Kindergarten teachers typically underestimate the intellectual abilities of boys who are shorter than their classmates, a study suggests.
Researchers Julia Smith of Oakland University in Rochester, Mich., and Nancy Niehmi of Nazareth College of Rochester, N.Y., analyzed test results and other data for nearly 9,000 boys across the country who started kindergarten in 1998. They found that kindergarten teachers systematically perceived boys who were shorter than average—or even just shorter than the other boys in their class—to be less skilled in reading, mathematics, and general knowledge than their test results indicated.
What’s more, the gap between teachers’ perceptions and pupils’ test scores remained even after the researchers attempted to account for the children’s other background characteristics that could also lower teachers’ expectations for pupils, such as whether the boys were younger or poorer than average.
Ms. Smith and Ms. Niehmi said the trend they uncovered is troubling because it could put smaller-than-average boys at risk for being placed in remedial classes they don’t need or lead to self-fulfilling prophecies for boys’ educational trajectories.

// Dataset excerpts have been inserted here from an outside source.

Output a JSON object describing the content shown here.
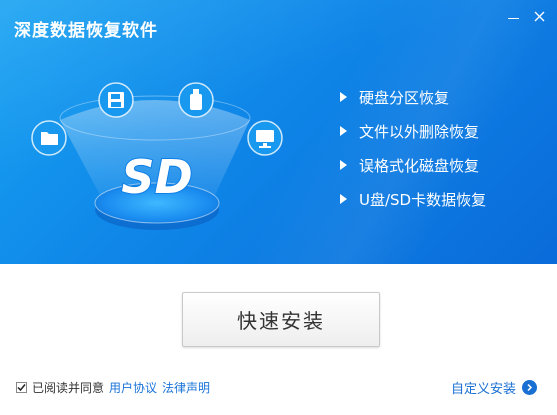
{
  "window": {
    "title": "深度数据恢复软件",
    "minimize_icon": "minimize-icon",
    "close_icon": "close-icon"
  },
  "illustration": {
    "logo_text": "SD",
    "icons": [
      "folder-icon",
      "save-disk-icon",
      "usb-drive-icon",
      "monitor-icon"
    ]
  },
  "features": [
    "硬盘分区恢复",
    "文件以外删除恢复",
    "误格式化磁盘恢复",
    "U盘/SD卡数据恢复"
  ],
  "install_button": "快速安装",
  "agreement": {
    "checked": true,
    "text": "已阅读并同意",
    "user_agreement_link": "用户协议",
    "legal_link": "法律声明"
  },
  "custom_install": "自定义安装",
  "colors": {
    "banner": "#0f86e8",
    "link": "#1a73d9"
  }
}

“Researchers need to explore systematically potential consequences of bias against short boys in the classroom, just as they have investigated bias against women inside and outside of classrooms,” the authors conclude. Their report appears in the July/August issue of the Journal of Educational Research.
Information on “Exploring Teacher Perceptions of Small Boys in Kindergarten” is available from Heldref Publications.